Edited by Louise Penny – What an entertaining collection this is! The stories cover a wide range of mystery/crime/suspense writing, with a fair bit of edge. Edited by Louise Penny from a collection assembled under the direction of Otto Penzler, the twenty stories, all published in 2017, first appeared in US crime magazines, in literary magazines, in themed anthologies, and in single-author collections by T.C. Boyle, Lee Child, Scott Loring Sanders.

Says editor Penny, “A great short story is like a great poem. Crystalline in clarity. Each word with purpose. Lean, muscular, graceful. Nothing wasted. A brilliant marriage of intellect, rational thought, and creativity.” This edition underscores her point on every page.

Though most of the stories run to about twenty pages, Lee Child, with “Too Much Time,” doubles that length. He meticulously describes how the redoubtable Jack Reacher digs himself in deeper and deeper with Maine police while all the time working on an unexpected (by this reader) solution to his precarious situation. Joyce Carol Oates also provides a near-novella with “Phantomwise: 1972,” about a naïve college coed who makes consistently bad choices and the men who exploit them.

Most of the stories take place in the good old US of A, from the sketchy surrounds of Paul Marks’s Venice Beach (“Windward”) to James Lee Burke’s Cajun country (“The Wild Side of Life”), though a few are set in more exotic climes: Africa in David H. Hendrickson’s Derringer-winning “Death in the Serengeti,” the tropical and fictional island of St.
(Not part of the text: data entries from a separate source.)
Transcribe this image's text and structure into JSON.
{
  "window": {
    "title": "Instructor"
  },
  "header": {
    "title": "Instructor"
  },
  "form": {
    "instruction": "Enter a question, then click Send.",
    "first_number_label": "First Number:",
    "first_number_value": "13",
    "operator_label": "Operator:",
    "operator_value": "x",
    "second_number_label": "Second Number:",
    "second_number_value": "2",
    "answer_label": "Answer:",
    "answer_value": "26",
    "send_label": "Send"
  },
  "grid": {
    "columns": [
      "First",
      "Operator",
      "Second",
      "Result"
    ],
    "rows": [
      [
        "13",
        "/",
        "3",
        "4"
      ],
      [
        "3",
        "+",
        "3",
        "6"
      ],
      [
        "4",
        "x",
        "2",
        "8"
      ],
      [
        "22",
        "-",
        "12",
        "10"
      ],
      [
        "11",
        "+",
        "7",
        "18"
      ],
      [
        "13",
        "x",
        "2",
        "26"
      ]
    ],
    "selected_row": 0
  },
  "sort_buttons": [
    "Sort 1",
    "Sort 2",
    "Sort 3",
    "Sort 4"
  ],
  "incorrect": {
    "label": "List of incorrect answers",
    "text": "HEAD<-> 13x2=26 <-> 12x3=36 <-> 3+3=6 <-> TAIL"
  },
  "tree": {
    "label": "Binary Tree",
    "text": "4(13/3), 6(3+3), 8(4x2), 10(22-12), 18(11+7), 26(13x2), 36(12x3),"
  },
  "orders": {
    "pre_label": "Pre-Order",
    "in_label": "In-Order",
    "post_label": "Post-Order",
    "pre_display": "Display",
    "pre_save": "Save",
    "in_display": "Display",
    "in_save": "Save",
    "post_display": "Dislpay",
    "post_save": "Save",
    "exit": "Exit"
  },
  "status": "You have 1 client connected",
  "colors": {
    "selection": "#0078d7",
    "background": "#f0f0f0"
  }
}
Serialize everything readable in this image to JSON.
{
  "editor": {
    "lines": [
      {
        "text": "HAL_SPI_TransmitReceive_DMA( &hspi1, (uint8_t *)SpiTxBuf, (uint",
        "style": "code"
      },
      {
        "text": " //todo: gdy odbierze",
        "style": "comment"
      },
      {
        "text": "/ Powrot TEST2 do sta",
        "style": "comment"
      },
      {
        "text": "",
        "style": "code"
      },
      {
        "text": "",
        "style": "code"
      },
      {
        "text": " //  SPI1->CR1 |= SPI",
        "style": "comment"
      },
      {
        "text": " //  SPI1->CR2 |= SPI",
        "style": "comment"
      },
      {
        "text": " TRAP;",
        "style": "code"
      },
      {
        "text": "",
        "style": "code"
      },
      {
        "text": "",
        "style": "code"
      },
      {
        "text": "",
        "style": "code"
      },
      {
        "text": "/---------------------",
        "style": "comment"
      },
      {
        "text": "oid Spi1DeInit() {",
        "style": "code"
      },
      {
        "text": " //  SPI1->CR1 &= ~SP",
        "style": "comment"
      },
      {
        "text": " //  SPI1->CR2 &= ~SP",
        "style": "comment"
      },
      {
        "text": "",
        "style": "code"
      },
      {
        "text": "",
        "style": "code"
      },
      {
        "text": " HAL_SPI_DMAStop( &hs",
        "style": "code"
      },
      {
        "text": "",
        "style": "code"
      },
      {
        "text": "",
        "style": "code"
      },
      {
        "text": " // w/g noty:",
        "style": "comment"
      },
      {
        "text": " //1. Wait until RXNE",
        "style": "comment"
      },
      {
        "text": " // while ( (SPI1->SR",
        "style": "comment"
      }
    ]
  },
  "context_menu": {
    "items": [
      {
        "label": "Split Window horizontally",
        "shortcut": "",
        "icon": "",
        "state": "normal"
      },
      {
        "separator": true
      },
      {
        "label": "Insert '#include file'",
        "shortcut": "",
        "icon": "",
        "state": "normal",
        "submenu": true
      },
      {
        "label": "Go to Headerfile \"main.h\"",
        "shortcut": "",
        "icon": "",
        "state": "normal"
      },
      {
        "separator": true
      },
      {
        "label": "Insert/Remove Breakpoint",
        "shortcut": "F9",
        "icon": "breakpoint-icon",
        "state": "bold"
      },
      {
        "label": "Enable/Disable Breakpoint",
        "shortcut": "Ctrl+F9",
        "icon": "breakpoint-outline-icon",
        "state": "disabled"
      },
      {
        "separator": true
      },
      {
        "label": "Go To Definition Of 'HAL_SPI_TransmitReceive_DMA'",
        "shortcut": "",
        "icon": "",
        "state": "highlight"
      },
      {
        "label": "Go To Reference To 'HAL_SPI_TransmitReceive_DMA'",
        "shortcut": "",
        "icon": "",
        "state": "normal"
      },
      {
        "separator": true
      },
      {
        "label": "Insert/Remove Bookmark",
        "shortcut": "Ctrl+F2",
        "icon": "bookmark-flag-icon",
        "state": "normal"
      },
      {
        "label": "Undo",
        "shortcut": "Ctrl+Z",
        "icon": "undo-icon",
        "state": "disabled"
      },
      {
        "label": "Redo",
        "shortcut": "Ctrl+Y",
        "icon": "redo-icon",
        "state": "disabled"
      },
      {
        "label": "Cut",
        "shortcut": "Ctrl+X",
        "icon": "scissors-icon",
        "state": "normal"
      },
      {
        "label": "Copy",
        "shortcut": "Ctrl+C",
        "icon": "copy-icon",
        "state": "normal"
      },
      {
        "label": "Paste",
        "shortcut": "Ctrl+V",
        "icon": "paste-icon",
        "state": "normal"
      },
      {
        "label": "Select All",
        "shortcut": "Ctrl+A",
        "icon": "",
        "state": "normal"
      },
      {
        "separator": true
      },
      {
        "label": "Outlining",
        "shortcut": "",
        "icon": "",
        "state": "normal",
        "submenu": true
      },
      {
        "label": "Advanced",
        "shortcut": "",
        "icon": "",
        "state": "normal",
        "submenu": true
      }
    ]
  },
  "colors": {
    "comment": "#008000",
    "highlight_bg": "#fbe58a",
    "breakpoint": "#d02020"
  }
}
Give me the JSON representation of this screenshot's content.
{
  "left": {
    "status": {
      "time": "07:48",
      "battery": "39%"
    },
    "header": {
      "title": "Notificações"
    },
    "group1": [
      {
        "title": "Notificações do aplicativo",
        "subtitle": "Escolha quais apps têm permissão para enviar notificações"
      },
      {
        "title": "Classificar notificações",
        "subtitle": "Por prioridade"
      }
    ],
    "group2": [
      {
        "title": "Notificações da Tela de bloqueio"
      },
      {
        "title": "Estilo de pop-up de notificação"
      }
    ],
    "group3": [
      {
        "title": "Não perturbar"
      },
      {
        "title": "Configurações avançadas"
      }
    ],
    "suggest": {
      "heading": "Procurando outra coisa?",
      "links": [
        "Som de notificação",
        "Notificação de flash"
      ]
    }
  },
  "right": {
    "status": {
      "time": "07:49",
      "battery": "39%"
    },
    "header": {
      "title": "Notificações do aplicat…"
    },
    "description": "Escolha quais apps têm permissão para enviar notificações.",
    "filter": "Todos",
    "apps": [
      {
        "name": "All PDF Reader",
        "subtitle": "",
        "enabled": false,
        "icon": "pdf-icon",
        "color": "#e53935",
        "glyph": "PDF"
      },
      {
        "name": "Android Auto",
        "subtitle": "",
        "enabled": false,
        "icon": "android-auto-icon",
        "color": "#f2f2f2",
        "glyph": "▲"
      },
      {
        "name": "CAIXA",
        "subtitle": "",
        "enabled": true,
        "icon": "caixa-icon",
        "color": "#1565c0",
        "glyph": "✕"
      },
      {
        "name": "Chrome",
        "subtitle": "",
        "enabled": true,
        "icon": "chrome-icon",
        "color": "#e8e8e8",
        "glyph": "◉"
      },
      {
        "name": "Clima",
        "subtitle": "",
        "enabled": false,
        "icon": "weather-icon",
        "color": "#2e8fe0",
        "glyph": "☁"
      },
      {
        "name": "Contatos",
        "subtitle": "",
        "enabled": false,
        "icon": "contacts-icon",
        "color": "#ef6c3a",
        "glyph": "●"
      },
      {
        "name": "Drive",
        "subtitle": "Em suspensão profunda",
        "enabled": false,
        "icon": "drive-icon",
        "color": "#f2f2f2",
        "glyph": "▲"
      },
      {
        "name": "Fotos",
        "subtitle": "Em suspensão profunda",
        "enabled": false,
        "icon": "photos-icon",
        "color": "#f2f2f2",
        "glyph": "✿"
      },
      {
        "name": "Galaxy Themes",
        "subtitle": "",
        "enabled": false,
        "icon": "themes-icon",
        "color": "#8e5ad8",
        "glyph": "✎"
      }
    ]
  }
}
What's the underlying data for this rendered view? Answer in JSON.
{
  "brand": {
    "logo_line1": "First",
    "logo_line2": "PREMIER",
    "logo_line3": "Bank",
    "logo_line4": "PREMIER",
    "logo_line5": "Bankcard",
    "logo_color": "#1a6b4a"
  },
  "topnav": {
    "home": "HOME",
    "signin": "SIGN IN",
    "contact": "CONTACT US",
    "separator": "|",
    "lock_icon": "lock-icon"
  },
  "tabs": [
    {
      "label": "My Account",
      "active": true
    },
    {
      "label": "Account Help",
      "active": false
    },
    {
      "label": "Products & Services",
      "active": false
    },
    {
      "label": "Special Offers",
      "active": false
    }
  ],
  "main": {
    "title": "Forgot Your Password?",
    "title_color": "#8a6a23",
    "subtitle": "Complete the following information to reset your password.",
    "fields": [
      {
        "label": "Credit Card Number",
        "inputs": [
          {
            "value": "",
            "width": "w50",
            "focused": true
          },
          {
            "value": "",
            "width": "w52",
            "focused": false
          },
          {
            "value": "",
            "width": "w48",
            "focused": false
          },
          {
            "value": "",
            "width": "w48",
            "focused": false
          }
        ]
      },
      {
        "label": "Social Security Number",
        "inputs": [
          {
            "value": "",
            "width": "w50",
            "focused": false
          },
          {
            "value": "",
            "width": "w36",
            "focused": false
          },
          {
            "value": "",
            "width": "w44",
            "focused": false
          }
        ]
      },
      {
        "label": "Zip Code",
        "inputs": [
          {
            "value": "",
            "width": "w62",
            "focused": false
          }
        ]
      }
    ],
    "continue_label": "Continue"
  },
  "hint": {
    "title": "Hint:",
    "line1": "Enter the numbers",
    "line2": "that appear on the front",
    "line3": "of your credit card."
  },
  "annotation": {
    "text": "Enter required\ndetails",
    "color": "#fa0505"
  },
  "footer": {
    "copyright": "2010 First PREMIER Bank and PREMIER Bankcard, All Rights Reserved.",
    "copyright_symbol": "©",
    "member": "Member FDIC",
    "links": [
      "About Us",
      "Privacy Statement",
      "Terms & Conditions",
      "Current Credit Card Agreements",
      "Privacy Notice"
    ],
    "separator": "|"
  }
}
Pierre (“Breadfruit” by Brian Silverman), and the Republic of Korea (“PX Christmas” by Martin Limón).

The selected authors found clever and creative ways to deploy the staple characters of crime fiction—unfaithful wives (“Waiting on Joe” by Scott Loring Sanders), assassins (“Takeout” by Rob Hart) and serial killers (“All Our Yesterdays” by Andrew Klavan). They deal with classic crime situations too: trying to escape a difficult past (“Smoked” by Michael Bracken and “Gun Work” by John M. Floyd) or the long tail of a super-secret job (“Small Signs” by Charlaine Harris); prison breaks (“Cabin Fever” by David Edgerley Gates), and the double or is it triple? cross (“Y is for Yangchuan Lizard” by Andrew Bourelle and “Rule Number One” by Alan Orloff).

A couple of the scams were so deftly described that you may find yourself grinning with the vigilante surprise of Michael Connelly’s “The Third Panel” and the flim-flamming of an elderly man in TC Boyle’s “The Designee,” in which you must decide how complicit the elderly “victim” is. It’s the best story of his I’ve ever read. There’s also a thought-provoking twist in “Banana Triangle Six” by Louis Bayard.

This talented collection of authors fills their stories with great lines, though one of my favorites comes from “The Apex Predator,” by William Dylan Powell, wherein the main character claims he learned in Uncle Sam’s navy the “most useful tactical skill ever developed by humankind—and it’s not swimming or fighting or tying knots. It’s the art of bullshitting someone so you don’t get in trouble.”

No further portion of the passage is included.